Furthermore, the attacker covered their tracks on the initial payload with an innocuous paragraph in the README. ("Nothing to see here!")
bad-3-corrupt_lzma2.xz has three Streams in it. The first and third
streams are valid xz Streams. The middle Stream has a correct Stream
Header, Block Header, Index and Stream Footer. Only the LZMA2 data
is corrupt. This file should decompress if --single-stream is used.
The strings of `####Hello####` and `####World####` are there so that if you actually follow the instructions in the README, you get a seemingly valid result.
They're shell comments so it won't interfere with payload execution.
And lastly, they act as a marker that can be used by a later regex to locate the file _without_ referencing it by name directly nor using the actual Hello and World strings.

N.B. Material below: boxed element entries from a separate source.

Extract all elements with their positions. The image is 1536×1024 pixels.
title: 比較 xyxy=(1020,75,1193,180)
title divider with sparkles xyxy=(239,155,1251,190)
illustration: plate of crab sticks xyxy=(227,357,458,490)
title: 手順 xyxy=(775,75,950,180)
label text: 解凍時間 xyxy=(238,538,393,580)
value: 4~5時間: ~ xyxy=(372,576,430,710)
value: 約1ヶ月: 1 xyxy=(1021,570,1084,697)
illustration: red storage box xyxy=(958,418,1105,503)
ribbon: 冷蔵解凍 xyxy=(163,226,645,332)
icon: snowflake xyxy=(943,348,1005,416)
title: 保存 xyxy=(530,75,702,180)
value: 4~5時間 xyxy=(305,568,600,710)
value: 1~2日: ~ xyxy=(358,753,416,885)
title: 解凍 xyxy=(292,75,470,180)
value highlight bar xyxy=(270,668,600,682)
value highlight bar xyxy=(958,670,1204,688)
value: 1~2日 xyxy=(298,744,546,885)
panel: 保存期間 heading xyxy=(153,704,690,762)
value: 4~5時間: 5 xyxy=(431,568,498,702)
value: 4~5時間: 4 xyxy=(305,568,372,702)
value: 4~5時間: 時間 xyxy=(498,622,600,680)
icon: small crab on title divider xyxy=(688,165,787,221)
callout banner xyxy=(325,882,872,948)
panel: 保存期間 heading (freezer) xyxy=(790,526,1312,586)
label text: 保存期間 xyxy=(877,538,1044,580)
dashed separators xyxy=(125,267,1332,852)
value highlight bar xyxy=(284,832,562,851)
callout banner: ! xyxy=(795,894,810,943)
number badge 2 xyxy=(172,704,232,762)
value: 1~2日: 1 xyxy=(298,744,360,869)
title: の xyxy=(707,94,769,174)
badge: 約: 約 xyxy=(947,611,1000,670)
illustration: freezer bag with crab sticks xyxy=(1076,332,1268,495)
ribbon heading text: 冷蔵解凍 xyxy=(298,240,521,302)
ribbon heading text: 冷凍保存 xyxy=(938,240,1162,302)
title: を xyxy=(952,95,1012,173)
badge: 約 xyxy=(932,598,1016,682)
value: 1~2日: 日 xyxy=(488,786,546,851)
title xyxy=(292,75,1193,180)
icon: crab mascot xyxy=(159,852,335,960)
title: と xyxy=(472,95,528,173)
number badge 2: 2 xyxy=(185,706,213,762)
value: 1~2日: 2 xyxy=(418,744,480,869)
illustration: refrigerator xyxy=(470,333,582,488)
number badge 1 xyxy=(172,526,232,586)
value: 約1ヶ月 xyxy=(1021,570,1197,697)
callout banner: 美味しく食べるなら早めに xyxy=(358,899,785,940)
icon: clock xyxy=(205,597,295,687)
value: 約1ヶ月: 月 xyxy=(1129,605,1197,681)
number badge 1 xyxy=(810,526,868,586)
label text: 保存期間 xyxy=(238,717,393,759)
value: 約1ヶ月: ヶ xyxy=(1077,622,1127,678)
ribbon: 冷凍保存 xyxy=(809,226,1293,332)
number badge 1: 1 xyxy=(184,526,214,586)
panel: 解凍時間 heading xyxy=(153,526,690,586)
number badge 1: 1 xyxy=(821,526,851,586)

For security critical projects, it seems like it would make sense to try to set up the build infrastructure to error (or at least warn!) when binary files are being included in the build. This should be done transitively, so when linux distros attempted to update to this new version of liblzma, the build would fail (or warn) about this new binary dependency.
I don't know how common this practice is in the linux distro builds. Obviously if it's common, it would take a lot of work to clean up to make this possible, even if it's even possible in the first place. It seems like something that would be doable with bazel, but I'm not sure about other build systems.